Criado num bairro multirracial de Nova York, Colin Powell carregou o peso de sua cor nos anos em que serviu em quartéis do Sul dos Estados Unidos. “Eu podia comprar numa loja, mas não podia comer no restaurante. Podia andar na rua, mas não podia olhar uma branca“. Aos 25 anos, tenente  , recém –casado e designado para o Vietnã  , entrou com a mulher numa estrada da Virgínia onde não havia postos de gasolina com banheiros para negros ( se houvesse , seria unissex ). Tiveram que sair da estrada e buscar alívio no mato. 
Estava no Exército cuja história escondia os 5 mil negros que lutaram nas tropas de George Washington e os 220 mil da Guerra da Secessão ( 35 mil mortos ). Hoje ele tem em casa uma réplica das dragonas do 5 ° Regimento de Massachusetts  ( o do filme Glória ) massacrado numa missão impossível. Seu Exército ( bem como Hollywood esquecera –se dos quatro regimentos de negros que foram matar índios no Oeste antes do avanço das tropas brancas.
Sua consciência negra desenvolveu-se na medida de sua ascensão social e profissional. Informa que venceu jogando as regras do jogo: “Às vezes eu me magoava, ficava aborrecido, mas quase sempre eu me sentia desafiado. Vou lhes mostrar coisa“.
Mostrou ,  e o fez à sua maneira. 
Dois exemplos. Reconhece que o ex-presidente Ronald Regan, a quem deve muito, não entende direito o que é ser negro nos Estados Unidos, mas quando um jornalista quis discutir esse assunto com ele, puxou um retrato do ex–chefe com uma dedicatória afetuosa. ( “ Se você acha que deve ser assim Collin, então isso deve ser o certo “ ) e rebateu : “ Você acha que agora eu vou virar o rosto para ele e chamá-lo de racista ? “ 
O ex–secretário de Defesa Caspar Weinberger, a quem deve muito mais , chegou a supor que o elogiava dizendo que “ eu não o vejo como um negro “ . Powell responde : “ Toda vez que uma pessoa diz que não me vê como um negro  , o que ela está dizendo é que  , apesar de eu ser negro  , ela pode aguentar isso“.

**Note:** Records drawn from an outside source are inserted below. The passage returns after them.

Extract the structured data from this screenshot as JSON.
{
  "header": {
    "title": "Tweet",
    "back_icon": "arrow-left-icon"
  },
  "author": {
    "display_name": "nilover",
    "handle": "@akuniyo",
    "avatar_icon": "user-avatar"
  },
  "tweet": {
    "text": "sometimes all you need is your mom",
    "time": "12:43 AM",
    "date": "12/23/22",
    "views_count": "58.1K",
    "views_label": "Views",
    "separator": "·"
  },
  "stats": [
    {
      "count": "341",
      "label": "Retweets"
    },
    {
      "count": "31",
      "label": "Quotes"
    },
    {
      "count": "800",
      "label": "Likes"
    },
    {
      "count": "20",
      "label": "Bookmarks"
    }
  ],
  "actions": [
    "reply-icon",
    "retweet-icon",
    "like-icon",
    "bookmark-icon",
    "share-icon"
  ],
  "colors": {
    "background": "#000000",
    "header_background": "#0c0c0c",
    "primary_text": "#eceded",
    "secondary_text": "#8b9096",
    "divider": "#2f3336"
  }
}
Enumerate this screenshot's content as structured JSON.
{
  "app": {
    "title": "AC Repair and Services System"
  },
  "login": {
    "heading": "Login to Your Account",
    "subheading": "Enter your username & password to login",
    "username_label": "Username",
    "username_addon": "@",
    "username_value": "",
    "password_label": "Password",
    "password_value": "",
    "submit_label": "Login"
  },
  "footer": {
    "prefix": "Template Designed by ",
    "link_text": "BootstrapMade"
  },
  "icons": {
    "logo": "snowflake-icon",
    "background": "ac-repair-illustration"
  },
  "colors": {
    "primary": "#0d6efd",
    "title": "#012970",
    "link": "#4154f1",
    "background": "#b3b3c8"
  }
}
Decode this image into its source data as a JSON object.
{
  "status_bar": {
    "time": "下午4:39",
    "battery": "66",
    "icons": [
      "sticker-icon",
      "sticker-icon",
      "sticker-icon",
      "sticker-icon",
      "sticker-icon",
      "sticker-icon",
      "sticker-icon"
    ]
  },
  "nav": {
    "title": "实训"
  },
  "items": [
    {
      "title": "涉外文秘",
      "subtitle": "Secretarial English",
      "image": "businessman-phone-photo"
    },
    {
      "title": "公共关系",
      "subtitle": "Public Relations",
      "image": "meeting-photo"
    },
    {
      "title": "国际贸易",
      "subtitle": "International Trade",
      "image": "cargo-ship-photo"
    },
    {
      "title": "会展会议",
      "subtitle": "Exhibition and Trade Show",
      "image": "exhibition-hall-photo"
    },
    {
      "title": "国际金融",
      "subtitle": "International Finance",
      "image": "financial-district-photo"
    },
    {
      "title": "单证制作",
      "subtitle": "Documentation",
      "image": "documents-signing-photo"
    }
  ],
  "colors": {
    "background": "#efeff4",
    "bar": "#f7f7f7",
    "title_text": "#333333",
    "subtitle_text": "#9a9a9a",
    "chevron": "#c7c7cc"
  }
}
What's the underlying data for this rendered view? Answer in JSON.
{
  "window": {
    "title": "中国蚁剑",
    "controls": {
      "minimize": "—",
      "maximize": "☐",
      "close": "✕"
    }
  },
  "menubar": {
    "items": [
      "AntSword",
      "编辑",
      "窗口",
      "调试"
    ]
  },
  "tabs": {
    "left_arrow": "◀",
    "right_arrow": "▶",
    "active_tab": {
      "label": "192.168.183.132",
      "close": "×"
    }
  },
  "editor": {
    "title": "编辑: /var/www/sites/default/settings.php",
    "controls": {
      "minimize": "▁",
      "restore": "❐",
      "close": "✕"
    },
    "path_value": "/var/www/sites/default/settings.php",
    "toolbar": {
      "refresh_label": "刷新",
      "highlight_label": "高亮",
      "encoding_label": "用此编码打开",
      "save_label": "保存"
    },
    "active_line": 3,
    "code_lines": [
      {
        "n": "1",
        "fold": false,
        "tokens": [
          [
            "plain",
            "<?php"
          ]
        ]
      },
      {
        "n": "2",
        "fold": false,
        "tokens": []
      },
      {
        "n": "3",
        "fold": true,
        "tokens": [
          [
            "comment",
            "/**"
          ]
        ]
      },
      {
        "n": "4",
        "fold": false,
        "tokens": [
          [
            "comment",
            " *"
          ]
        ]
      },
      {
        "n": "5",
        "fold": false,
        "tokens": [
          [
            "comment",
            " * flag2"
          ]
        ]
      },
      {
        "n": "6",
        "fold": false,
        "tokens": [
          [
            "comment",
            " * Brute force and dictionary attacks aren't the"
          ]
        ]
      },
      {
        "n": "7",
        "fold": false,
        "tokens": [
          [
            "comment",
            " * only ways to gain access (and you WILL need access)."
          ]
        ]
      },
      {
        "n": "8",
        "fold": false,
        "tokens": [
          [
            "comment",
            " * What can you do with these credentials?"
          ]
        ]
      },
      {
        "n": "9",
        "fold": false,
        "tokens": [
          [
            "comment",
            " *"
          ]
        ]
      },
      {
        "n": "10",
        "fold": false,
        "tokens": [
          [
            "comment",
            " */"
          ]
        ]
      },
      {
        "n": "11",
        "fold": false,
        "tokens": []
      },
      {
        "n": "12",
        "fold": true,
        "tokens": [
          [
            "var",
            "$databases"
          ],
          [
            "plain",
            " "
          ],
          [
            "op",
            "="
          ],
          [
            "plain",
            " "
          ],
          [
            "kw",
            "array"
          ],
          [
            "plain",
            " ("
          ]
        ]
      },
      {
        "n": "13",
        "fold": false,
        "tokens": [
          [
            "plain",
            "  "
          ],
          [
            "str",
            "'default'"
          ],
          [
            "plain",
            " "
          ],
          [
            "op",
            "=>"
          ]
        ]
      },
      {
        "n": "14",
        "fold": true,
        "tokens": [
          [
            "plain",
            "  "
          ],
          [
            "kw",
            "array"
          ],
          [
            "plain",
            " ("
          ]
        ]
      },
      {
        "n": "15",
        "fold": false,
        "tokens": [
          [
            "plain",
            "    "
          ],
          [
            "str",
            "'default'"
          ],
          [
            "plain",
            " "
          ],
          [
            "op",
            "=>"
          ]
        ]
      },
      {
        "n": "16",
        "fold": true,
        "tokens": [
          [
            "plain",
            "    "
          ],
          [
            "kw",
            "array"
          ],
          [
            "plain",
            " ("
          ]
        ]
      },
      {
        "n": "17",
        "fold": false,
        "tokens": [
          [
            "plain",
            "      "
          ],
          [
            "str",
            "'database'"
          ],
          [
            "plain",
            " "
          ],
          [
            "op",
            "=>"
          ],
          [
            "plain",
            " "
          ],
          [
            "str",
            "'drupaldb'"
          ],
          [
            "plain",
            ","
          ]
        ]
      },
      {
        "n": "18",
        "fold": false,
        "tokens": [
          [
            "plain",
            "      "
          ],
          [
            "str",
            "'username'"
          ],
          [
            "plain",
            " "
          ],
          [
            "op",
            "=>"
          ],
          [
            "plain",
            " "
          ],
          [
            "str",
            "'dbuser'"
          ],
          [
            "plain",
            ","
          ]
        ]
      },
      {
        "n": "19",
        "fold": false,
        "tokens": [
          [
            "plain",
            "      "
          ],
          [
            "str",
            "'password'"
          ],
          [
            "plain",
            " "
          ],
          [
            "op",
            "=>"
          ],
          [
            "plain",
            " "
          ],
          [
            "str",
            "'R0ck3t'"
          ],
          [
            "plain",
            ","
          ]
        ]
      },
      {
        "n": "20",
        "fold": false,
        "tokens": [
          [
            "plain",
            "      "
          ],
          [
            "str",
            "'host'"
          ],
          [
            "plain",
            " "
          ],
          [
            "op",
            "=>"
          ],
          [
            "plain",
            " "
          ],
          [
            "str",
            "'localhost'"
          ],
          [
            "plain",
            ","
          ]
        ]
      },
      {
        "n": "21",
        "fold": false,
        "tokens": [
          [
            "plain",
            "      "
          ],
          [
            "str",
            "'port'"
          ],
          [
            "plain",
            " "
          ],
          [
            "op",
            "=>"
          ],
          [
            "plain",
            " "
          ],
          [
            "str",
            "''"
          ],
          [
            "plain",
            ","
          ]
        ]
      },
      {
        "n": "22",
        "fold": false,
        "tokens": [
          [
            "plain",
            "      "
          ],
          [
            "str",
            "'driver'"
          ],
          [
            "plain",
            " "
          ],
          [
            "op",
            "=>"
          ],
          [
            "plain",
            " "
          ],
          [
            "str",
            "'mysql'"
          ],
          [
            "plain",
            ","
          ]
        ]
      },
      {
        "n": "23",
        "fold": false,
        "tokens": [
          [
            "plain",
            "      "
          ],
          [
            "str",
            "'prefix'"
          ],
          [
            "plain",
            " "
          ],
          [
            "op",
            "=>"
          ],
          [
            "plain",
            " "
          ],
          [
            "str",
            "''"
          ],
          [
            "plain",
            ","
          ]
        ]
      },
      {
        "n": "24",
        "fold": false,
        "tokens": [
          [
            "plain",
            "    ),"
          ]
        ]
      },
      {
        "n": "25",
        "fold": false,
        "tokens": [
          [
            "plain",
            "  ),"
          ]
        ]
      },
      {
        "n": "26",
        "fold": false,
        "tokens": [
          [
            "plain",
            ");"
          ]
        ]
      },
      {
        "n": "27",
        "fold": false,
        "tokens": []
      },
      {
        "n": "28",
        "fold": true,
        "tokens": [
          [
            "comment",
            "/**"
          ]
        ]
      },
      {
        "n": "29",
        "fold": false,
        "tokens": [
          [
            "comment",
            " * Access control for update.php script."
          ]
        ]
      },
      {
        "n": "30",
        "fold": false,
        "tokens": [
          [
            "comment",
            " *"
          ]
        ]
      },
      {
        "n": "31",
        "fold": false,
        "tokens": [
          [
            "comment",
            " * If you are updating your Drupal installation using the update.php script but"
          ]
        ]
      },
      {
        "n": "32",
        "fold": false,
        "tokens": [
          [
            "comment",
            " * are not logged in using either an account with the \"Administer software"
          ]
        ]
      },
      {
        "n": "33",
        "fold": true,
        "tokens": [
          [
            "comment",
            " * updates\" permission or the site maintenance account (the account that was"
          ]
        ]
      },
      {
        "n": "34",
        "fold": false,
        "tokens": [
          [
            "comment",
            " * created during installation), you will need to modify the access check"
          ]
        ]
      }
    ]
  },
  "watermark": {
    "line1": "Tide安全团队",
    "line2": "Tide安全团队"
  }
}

A proeminência adquirida por Colin Powell redesenhou os limites da discussão em torno do negro americano ( e de todos os negros em sociedades multirraciais ) . Uma coisa é ele ter conseguido chegar lá, outra é acreditar que essa proeminência esteja perto de significar o sono do racismo. Powell sabe disso e continua jogando seu jogo pelas regras do manual. É um mestre da arte, como quando conta um acidente de automóvel ocorrido no dia 27 de junho de 1987 numa estrada da Alemanha.
Havia dois tenentes e um soldado num jipe quando ele derrapou. Foram todos cuspidos, mas o carro rolou por cima da barriga de um dos oficiais. Levados para o hospital mais próximo, o médico alemão examinou os três. Dois tinham ferimentos leves. Ao terceiro, que era negro, não deu remédio: 
- Nesse aí não há o que fazer. 
Um dos colegas do desenganado entendia alemão e pulou da maca: 
- O senhor não pode deixá-lo assim. Ligue imediatamente para o hospital americano.
Ligaram e foram todos para o hospital do Exército, em Nuremberg. O tenente estava realmente mal, passou por diversas operações que lhe reconstituíram a bacia quebrada e foi salvo. Chama-se Mike Powell. Nos estados Unidos é o filho do general Colin Powell. Para o médico alemão era um negro moribundo. 
Em suas memórias, Colin Powell contou a cena  do hospital em oito linhas  , sem nenhum comentário  , sem o nome do médico alemão, nem mesmo o do hospital em cuja geladeira seu filho seria guardado. Ele sabe que a partida não terminou.